KAHS students gain new Remembrance Day perspective

 page image
Posted on:
Kate Andrews High School students meet with Canadian soldiers while on an international exchange program in Ukraine.

Every November students across Palliser Regional Schools pay tribute to military personnel who sacrificed so much in the past to allow us the freedoms we enjoy today. A group of Kate Andrews High School students was offered a new perspective on Remembrance Day a little early, and in an unexpected locale.

Five Grade 9 students recently completed the return end of a Palliser international student exchange program in Ukraine. After checking out the host students’ school and visiting the many wonders of the Eastern European country, they received a surprise visit from a group of Canadian soldiers.

Those troops, who are stationed out of Edmonton, were a month into a lengthy mission as part of Operation Unifier. They are part of a contingent of about 200 Canadian Armed Forces members providing training to security forces to allow Ukraine to remain sovereign, secure and stable.

Chaperone Jason Prebushewski says the encounter was more than just a welcomed opportunity for the students – who hosted their visitors last year while they were still going to R.I. Baker Middle School – to converse in their native language after almost two weeks in Ukraine.

“I thought it was a nice tie to Remembrance Day because of the whole sacrifice piece,” says Prebushewski, principal at R.I. Baker. “The kids knew they were missing their families after two weeks, were a little homesick, and these people said we’re here for six months. Can you imagine the sacrifice they are putting in?”

Student Jasmine DeBoer has participated in Remembrance Day ceremonies during her four years as a cadet, but says the visit and discussion with the soldiers about their duties in Ukraine helped bring the message home.

“It was really cool that we got to talk with them and see that Canada is reaching out to other countries and helping them too,” she says.

While they learn about the horrors of the World Wars and the like, Prebushewski says some students today may have a tough time relating to those historical conflicts.

Student Elise Perry agreed.

“It was really cool because mostly we hear about stories about all this stuff that happened way back then. This kind of brought it into perspective. It is like from back then and the war, but it’s modern because they are still fighting for (peace),” she says.

The fact they had a shared experience with the soldiers also helped, says Isabella Jackson.

“I relate to them more, I guess, because I was in the Ukraine too,” she says.

Rylie Slobodan and schoolmate Ella Kasko say they enjoyed talking with the soldiers about military life and then sharing with them the students’ experiences during their visit to L’viv, Kiev and other Ukrainian communities.

The soldiers also brought with them poppy pins to hand out and spoke about Remembrance Day to the Coaldale students as well as their hosts from Ukraine. While the poppies memorialized in the poem “In Flanders Fields” are synonymous with Nov. 11 for Canadian students, the significance had to be explained to their hosts.

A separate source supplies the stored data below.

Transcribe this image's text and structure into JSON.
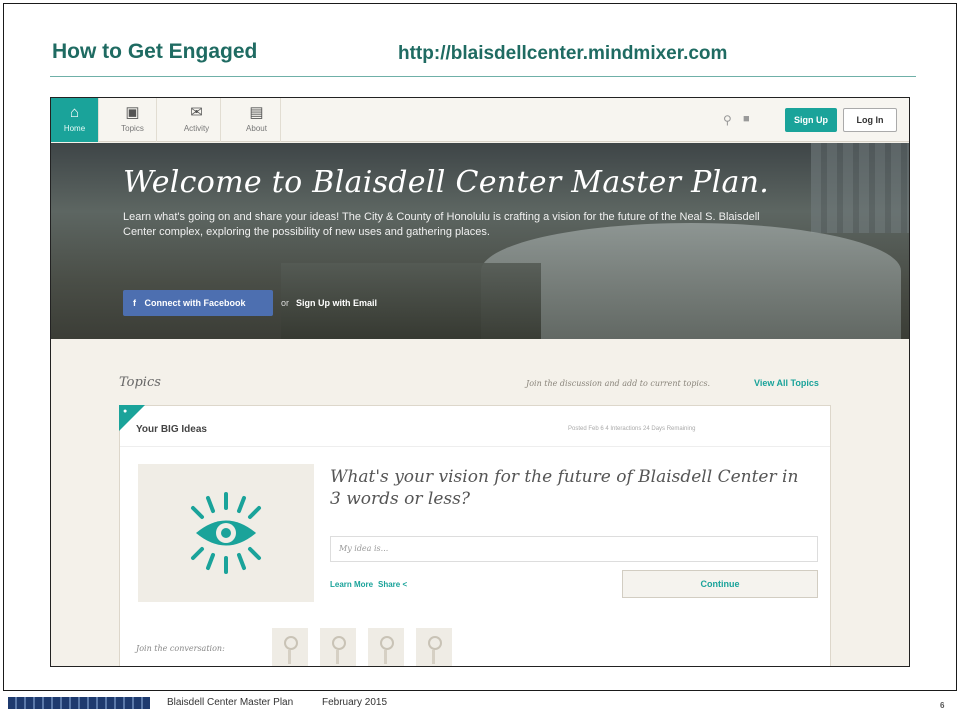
{
  "slide": {
    "title": "How to Get Engaged",
    "url": "http://blaisdellcenter.mindmixer.com",
    "footer_text": "Blaisdell Center Master Plan",
    "footer_date": "February 2015",
    "page_number": "6"
  },
  "nav": {
    "items": [
      {
        "label": "Home",
        "icon": "home-icon"
      },
      {
        "label": "Topics",
        "icon": "topics-icon"
      },
      {
        "label": "Activity",
        "icon": "activity-icon"
      },
      {
        "label": "About",
        "icon": "about-icon"
      }
    ],
    "signup_label": "Sign Up",
    "login_label": "Log In"
  },
  "hero": {
    "title": "Welcome to Blaisdell Center Master Plan.",
    "description": "Learn what's going on and share your ideas! The City & County of Honolulu is crafting a vision for the future of the Neal S. Blaisdell Center complex, exploring the possibility of new uses and gathering places.",
    "facebook_label": "Connect with Facebook",
    "or_label": "or",
    "email_signup_label": "Sign Up with Email"
  },
  "topics": {
    "heading": "Topics",
    "join_text": "Join the discussion and add to current topics.",
    "view_all_label": "View All Topics"
  },
  "card": {
    "title": "Your BIG Ideas",
    "meta": "Posted Feb 6   4 Interactions   24 Days Remaining",
    "question": "What's your vision for the future of Blaisdell Center in 3 words or less?",
    "input_placeholder": "My idea is...",
    "learn_more_label": "Learn More",
    "share_label": "Share",
    "continue_label": "Continue",
    "join_conversation": "Join the conversation:"
  },
  "colors": {
    "brand_teal": "#1aa39a",
    "title_green": "#1f6b62",
    "facebook_blue": "#4d6fb0"
  }
}
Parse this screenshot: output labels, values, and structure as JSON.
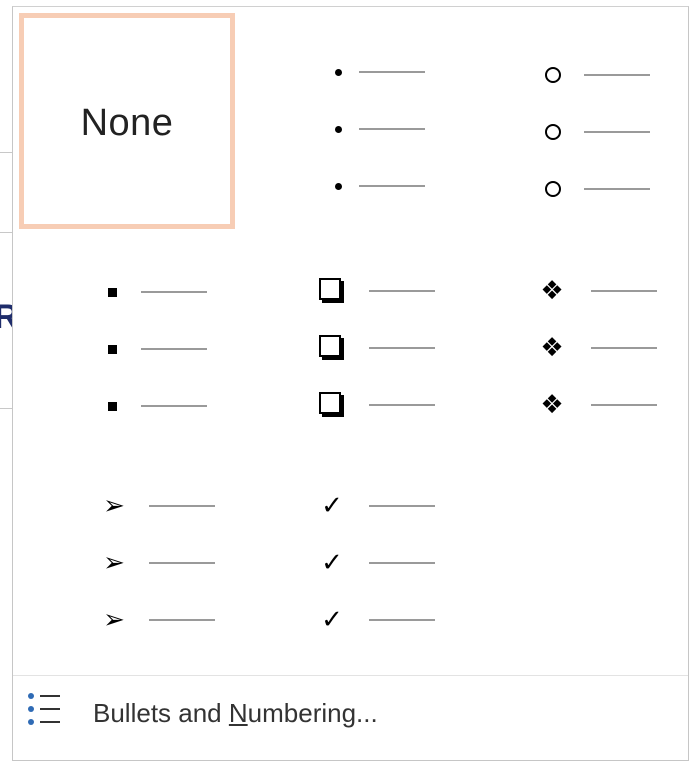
{
  "gallery": {
    "none_label": "None",
    "items": [
      {
        "name": "none",
        "icon": "none"
      },
      {
        "name": "small-dot",
        "icon": "small-dot-icon"
      },
      {
        "name": "hollow-circle",
        "icon": "hollow-circle-icon"
      },
      {
        "name": "small-square",
        "icon": "small-square-icon"
      },
      {
        "name": "shadow-box",
        "icon": "shadow-box-icon"
      },
      {
        "name": "four-diamond",
        "icon": "four-diamond-icon"
      },
      {
        "name": "arrowhead",
        "icon": "arrowhead-icon"
      },
      {
        "name": "checkmark",
        "icon": "checkmark-icon"
      }
    ],
    "glyphs": {
      "four_diamond": "❖",
      "arrowhead": "➢",
      "checkmark": "✓"
    }
  },
  "footer": {
    "label_prefix": "Bullets and ",
    "label_mnemonic": "N",
    "label_suffix": "umbering...",
    "icon": "bulleted-list-icon"
  },
  "colors": {
    "selection_border": "#f7cdb5",
    "list_icon_blue": "#2f6bb5",
    "document_heading": "#1f2d6b"
  },
  "background_document": {
    "glyph": "R"
  }
}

“We’re over there learning about the Ukrainian culture and the way they do things, so I think it was a rare opportunity for us to share something pretty important about what we celebrate and what we honour in our country,” says Prebushewski.

The student whose family he stayed with said he’d proudly wear the poppy to school and Prebushewski hopes he will further spread the message.

With no classes scheduled for Remembrance Day Nov. 11, many Palliser schools will mark the day later this week.